Republicans have less concern
On the other side of the Capitol, there was less concern. Capturing carbon might be beneficial, at least economically, but it shouldn't be done at the government's behest, some lawmakers said.
"I'm not really in favor of government subsidies for CCS or wind power or anything else," said Rep. Ed Whitfield (R-Ky.), chairman of the Subcommittee on Energy and Power.
He supports private pursuit of CCS, because it can provide jobs in the coal sector -- but not because it addresses climate change, which he says human activity is barely affecting.
"I think human activity is contributing to it, but I think the amount we're contributing is so small," he said yesterday. "For example, that big volcano eruption in the Philippines spewed more carbon dioxide in the world -- into the atmosphere -- than all the activity prior to that in human history. So yeah, I think human activity is contributing to it, but I don't think it's something to be so alarmist about."

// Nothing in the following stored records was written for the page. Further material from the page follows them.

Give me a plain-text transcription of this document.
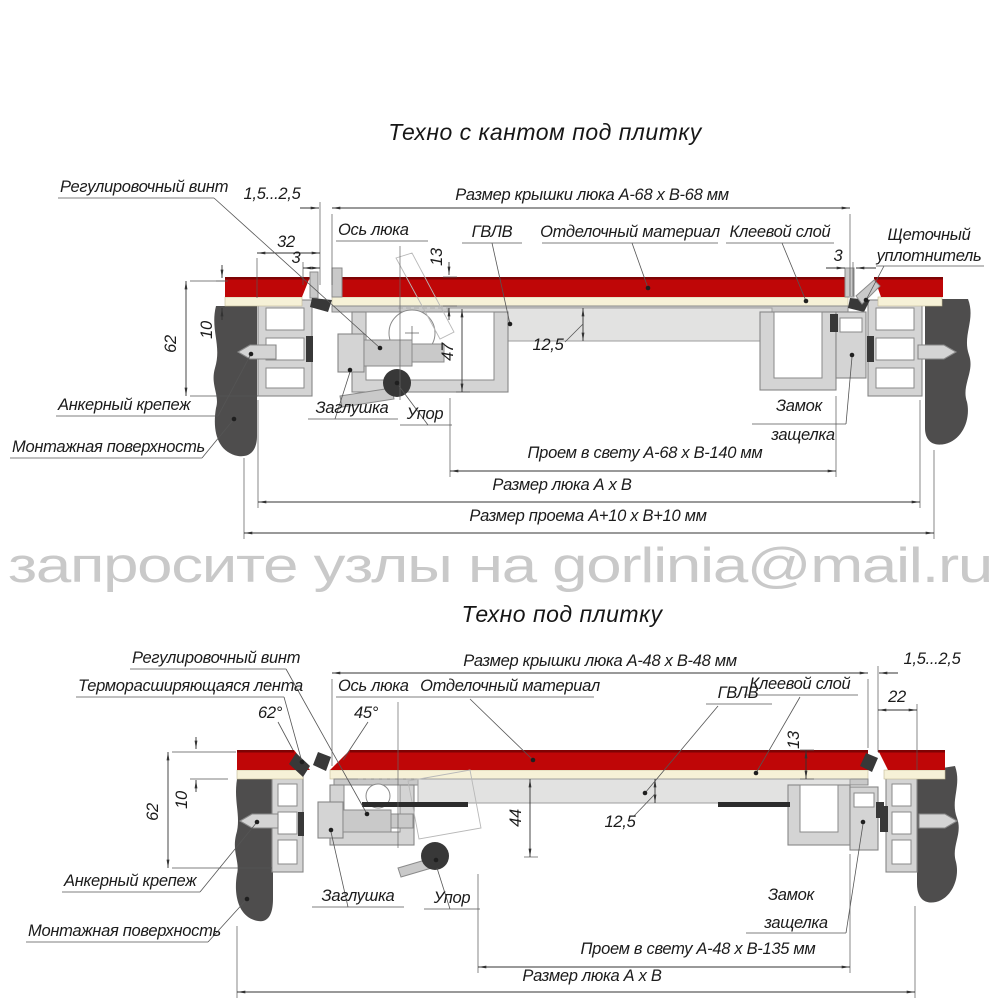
Техно с кантом под плитку
Регулировочный винт 1,5...2,5	Размер крышки люка А-68 х В-68 мм
32
3
Ось люка	ГВЛВ Отделочный материал Клеевой слой
3
Щеточный
уплотнитель
13
62
10
47	12,5
Анкерный крепеж
Монтажная поверхность
Заглушка Упор	Замок
защелка
Проем в свету А-68 х В-140 мм
Размер люка А х В
Размер проема А+10 х В+10 мм
запросите узлы на gorlinia@mail.ru
Техно под плитку
Регулировочный винт
Терморасширяющаяся лента
62°
Ось люка
45°
Размер крышки люка А-48 х В-48 мм
Отделочный материал	ГВЛВ
Клеевой слой
1,5...2,5
22
13
62
10
44	12,5
Анкерный крепеж
Монтажная поверхность
Заглушка Упор	Замок
защелка
Проем в свету А-48 х В-135 мм
Размер люка А х В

Rep. Bob Goodlatte (R-Va.) also thinks humans play a small role in climate change, even as the vast majority of climate scientists say it is a man-made problem. But, he said, the United States should not be adding to its economic troubles by "trying to lower the thermostat of the world by raising the cost of energy in the United States."
As for CCS, he says he's not opposed to research funding if it can be done "very efficiently" and "lead to results."
"But just subsidizing the doing of it, we can't afford it," Goodlatte said.